Pagina:D'Azeglio - Ettore Fieramosca o la disfida di Barletta, 1856.djvu/81

Da Wikisource.

Capitolo VI.


In questa giunsero i Francesi che dovevano condurli al campo: i due amici s’alzarono, e presi i cavalli s’avviarono con loro.

Attraversarono per mezzo lunghe file di tende e di trabacche mirando l’assetto di quelle genti che correvano sulla loro via per sapere a che venissero; ed in mezzo ad una folla di soldati sboccarono su una piazza formata da molti padiglioni disposti in giro, nel centro dei quali, sotto una quercia, era teso quello del capitano. Vi s’era radunato il fiore dei caporali dell’esercito: scavalcarono, e furono messi dentro. Dopo cortesi, ma brevi accoglienze, vennero portati due sgabelli, sui quali sederono volgendo le spalle alla porta.

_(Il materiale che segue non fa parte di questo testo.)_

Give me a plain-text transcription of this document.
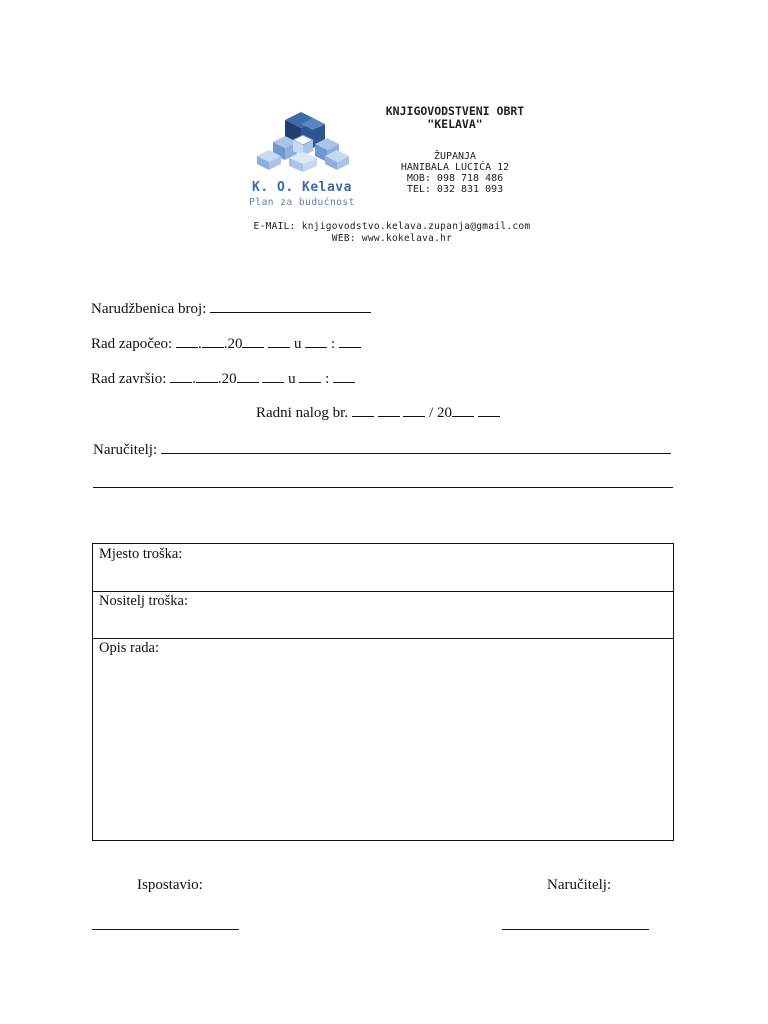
K. O. Kelava
Plan za budućnost
KNJIGOVODSTVENI OBRT
"KELAVA"
ŽUPANJA
HANIBALA LUCIĆA 12
MOB: 098 718 486
TEL: 032 831 093
E-MAIL: knjigovodstvo.kelava.zupanja@gmail.com
WEB: www.kokelava.hr
Narudžbenica broj:
Rad započeo: . .20	u :
Rad završio: . .20	u :
Radni nalog br.	/ 20
Naručitelj:
Mjesto troška:
Nositelj troška:
Opis rada:
Ispostavio:	Naručitelj:
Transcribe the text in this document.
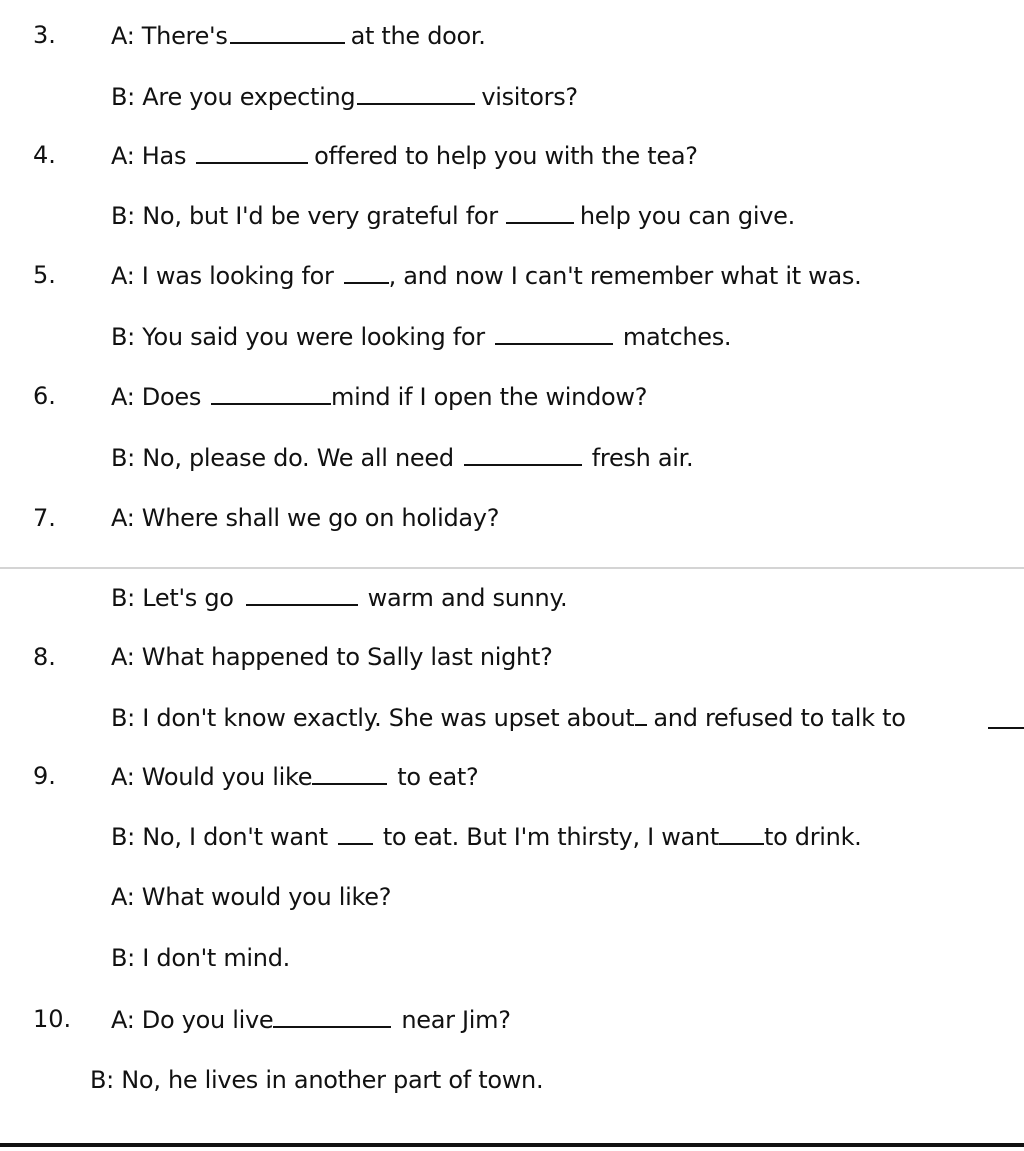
3. A: There's	at the door.
B: Are you expecting	visitors?
4. A: Has	offered to help you with the tea?
B: No, but I'd be very grateful for	help you can give.
5. A: I was looking for , and now I can't remember what it was.
B: You said you were looking for	matches.
6. A: Does	mind if I open the window?
B: No, please do. We all need	fresh air.
7. A: Where shall we go on holiday?
B: Let's go	warm and sunny.
8. A: What happened to Sally last night?
B: I don't know exactly. She was upset about and refused to talk to
9. A: Would you like	to eat?
B: No, I don't want to eat. But I'm thirsty, I want to drink.
A: What would you like?
B: I don't mind.
10. A: Do you live	near Jim?
B: No, he lives in another part of town.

La tenda parata d’un drappo azzurro sparso di gigli d’oro era in forma d’un quadrilungo diviso in due quadrati uguali da quattro colonne sottili di legno a strisce celesti e d’oro. In fondo era il letto coperto d’una pelle di pardo, sotto il quale dormivano sdrajati due gran levrieri. Poco distante una tavola ingombra confusamente d’un monte d’ampolle, di spazzole, di collane, di giojelli, e sopra la quale era appeso uno specchio poligono chiuso in una cornice d’argento lavorata a cesello, mostrava che il gentil duca non isdegnava la cura dell’attilarsi: ed un elegante moderno avrebbe bensì cercato invano su questa toilette l’indispensabile acqua di Colonia, ma poteva trovar però un compenso in due gran vasi di argento dorato sui quali era scritto Eau de Citrebon, ed Eau Dorée. Più fogge d’armature erano appiccate alle colonne a guisa di trofei, ed in traverso posate sovra arpioni, lance e zagaglie.